- Directed by: Keven McAlester
- Produced by: Brian Gerber; Jeffrey Kusama-Hinte; Kel Symons;
- Cinematography: Lee Daniel
- Edited by: Christine Khalafian; Victor Livingston;
- Music by: Blonde Redhead
- Release date: 2008;
- Running time: 87 minutes
- Country: United States
- Language: English

= The Dungeon Masters =

The Dungeon Masters is a 2008 documentary film about the role playing game Dungeons & Dragons and its significance in the lives of three dungeon masters (self described as "gamemasters"): Scott Corum, Richard Meeks and Elizabeth Reesman. The film is director Keven McAlester's second feature documentary after You're Gonna Miss Me, and premiered at the 2008 Toronto International Film Festival. It was an official selection of the South by Southwest Film Festival and the AFI Dallas Film Festival. The original film score is by Blonde Redhead. Cinematography is by Lee Daniel. The film's executive producers are Phil Hay and Matt Manfredi, the directors of Bug.

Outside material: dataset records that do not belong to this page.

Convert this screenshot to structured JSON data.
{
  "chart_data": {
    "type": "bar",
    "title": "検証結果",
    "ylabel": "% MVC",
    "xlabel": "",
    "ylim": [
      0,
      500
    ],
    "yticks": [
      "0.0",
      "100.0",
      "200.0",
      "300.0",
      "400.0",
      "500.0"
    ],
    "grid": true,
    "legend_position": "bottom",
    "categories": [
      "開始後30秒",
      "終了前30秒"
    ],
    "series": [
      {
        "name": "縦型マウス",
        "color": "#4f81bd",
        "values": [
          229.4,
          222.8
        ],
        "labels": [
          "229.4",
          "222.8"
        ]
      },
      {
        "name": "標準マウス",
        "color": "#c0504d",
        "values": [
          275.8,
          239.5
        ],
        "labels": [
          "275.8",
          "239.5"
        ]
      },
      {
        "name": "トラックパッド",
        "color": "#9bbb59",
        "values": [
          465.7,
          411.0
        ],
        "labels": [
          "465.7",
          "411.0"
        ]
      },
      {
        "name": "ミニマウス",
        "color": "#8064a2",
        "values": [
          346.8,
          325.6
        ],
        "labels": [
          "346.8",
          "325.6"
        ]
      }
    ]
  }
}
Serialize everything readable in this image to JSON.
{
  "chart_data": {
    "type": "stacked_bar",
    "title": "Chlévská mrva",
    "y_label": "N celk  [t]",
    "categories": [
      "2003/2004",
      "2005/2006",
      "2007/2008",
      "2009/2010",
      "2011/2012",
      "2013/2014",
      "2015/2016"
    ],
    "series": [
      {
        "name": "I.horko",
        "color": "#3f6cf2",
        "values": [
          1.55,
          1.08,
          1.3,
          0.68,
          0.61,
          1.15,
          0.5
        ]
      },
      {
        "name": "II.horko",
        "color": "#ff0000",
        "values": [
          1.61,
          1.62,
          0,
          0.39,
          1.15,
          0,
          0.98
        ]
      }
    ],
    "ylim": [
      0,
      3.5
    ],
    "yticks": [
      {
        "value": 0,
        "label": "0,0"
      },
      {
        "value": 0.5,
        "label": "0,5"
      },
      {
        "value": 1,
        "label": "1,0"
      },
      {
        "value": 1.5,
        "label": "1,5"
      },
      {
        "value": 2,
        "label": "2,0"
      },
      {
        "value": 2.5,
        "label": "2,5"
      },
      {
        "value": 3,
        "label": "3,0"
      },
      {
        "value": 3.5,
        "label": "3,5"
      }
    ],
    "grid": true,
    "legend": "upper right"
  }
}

The film's producers are Jeff Levy-Hinte, Brian Gerber and Kel Symons.

==Synopsis==
The Dungeon Masters explores the lives of three devoted Dungeons & Dragons enthusiasts who find the harsh realities of life impeding on their rich worlds of fantasy. This commentary on the frail psyche of the American middle-class examines the subculture of gamers and role-playing games, specifically Dungeons & Dragons.

==Development==
The movie was originally envisioned as a history of Dungeons & Dragons, but shifted its focus to the lives of the players early on. The film was produced by Antidote Films.

==Release==
It was released on DVD in 2010 by MPI Media Group.

==Reception==
Rob Vaux of mania.com comments: "Even when their wounds come self-inflicted or the movie settles for surface impressions rather than more nuanced details, we remain firmly in the trio's corner. We pull madly for them to succeed and die a little bit when life hands them its inevitable failures. McAlister structures the documentary after classic fantasy novels, with rising challenges leading to moments of darkness and an eventual (if comparatively minor) triumph. It demonstrates how the game they love teaches lessons on life, and how life in turn feeds back into the game. They're not in opposition to each other, but act together: something few outsiders understand but which The Dungeon Masters—despite some shortcomings–illustrates with thoughtfulness and empathy."

On Rotten Tomatoes the film has an approval rating of 67% based on reviews from 6 critics.